An analysis of 6 randomized studies that included a total of 1,909 young and elderly subjects who received L. rhamnosus GG alone or in combination with other probiotics, including L. rhamnosus Lc705, found no significant differences in adverse effects between participants who received the probiotics and those who received a placebo.16 Other research documented long-term safety and normal growth and development among children who received formulas containing L. rhamnosus GG through 5 years of age.[17] 

Individuals with compromised immune systems or ulcerative colitis should ask their physicians about using L. rhamnosus and other probiotic formulas.

Lactobacillus rhamnosus is one of several probiotics species that is increasingly being recognized for its role in human health. The unique benefits revealed so far in association with this probiotic call for deeper investigation into its effects in human health.

References

1. Douillard FP et al. PLoS Genet. 2013;9(8):e1003683.

2. Gorbach SL. Am J Gastroenterol. 2000 Jan;95(1 Suppl):S2-4.

3. Alander M et al. Appl Environ Microbiol. 1999 Jan;65(1):351-4.

4. Alander M et al. Lett Appl Microbiol. 1997 May;24(5):361-4.

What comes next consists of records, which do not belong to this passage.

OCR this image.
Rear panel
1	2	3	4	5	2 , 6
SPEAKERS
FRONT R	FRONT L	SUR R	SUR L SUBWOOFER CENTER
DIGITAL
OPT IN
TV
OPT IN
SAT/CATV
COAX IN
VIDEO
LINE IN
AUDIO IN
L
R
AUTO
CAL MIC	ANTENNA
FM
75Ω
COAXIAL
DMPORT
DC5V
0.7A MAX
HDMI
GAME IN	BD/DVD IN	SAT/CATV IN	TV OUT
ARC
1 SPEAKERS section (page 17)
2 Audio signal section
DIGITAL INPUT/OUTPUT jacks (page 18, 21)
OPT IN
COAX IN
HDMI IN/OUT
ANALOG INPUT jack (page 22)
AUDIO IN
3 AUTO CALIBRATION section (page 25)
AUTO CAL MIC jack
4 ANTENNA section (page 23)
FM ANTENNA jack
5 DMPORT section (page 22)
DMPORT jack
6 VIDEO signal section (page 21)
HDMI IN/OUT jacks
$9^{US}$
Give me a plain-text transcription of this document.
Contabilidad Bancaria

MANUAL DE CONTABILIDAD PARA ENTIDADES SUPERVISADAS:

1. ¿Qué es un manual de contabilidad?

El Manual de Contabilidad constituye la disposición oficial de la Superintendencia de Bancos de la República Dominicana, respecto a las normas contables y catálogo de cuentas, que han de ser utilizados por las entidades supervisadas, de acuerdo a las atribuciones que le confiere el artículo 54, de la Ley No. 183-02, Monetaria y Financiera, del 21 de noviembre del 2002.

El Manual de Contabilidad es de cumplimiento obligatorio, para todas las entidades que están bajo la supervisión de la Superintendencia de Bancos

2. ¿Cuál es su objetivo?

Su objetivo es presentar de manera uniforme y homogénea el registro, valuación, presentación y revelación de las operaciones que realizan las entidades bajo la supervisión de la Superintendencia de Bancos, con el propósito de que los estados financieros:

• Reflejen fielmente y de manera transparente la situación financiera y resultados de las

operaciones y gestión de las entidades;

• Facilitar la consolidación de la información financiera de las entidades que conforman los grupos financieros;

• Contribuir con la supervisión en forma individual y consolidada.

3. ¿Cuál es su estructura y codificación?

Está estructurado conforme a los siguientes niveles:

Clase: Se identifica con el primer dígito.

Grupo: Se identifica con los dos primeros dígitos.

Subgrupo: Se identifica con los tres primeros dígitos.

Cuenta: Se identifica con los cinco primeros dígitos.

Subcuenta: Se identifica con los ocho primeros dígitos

5. Reid G et al. J Ind Microbiol. 1995 Sep;15(3):248-53.

6. Mailänder-Sánchez D et al. PLoS One. 2017 Oct 12;12(10):e0184438.

7. Lundelin K et al. Pediatr Allergy Immunol. 2017 Mar;28(2):170-175.

8. Vanderhoof JA et al. J Pediatr. 1999 Nov;135(5):564-8.

9. Arvola T et al. Pediatrics. 1999 Nov;104(5):e64.

10. Szajewska H et al. Aliment Pharmacol Ther. 2015 Nov;42(10):1149-57.

11. Horvath A et al. Aliment Pharmacol Ther. 2011 Jun;33(12):1302-10.

12. Forestier C et al. Crit Care. 2008;12(3):R69.

13. Fabbrocini G et al. Benef Microbes. 2016 Nov 30;7(5):625-630.

14. Cicenia A et al. J Clin Gastroenterol. 2016 Nov/Dec;50 Suppl 2.

15. Grompone G et al. PLoS One. 2012;7(12):e52493.

16. Tapiovaara L et al. Benef Microbes. 2016;7(2):161-9.

17. Scalabrin D et al. Eur J Pediatr. 2017 Feb;176(2):217-224.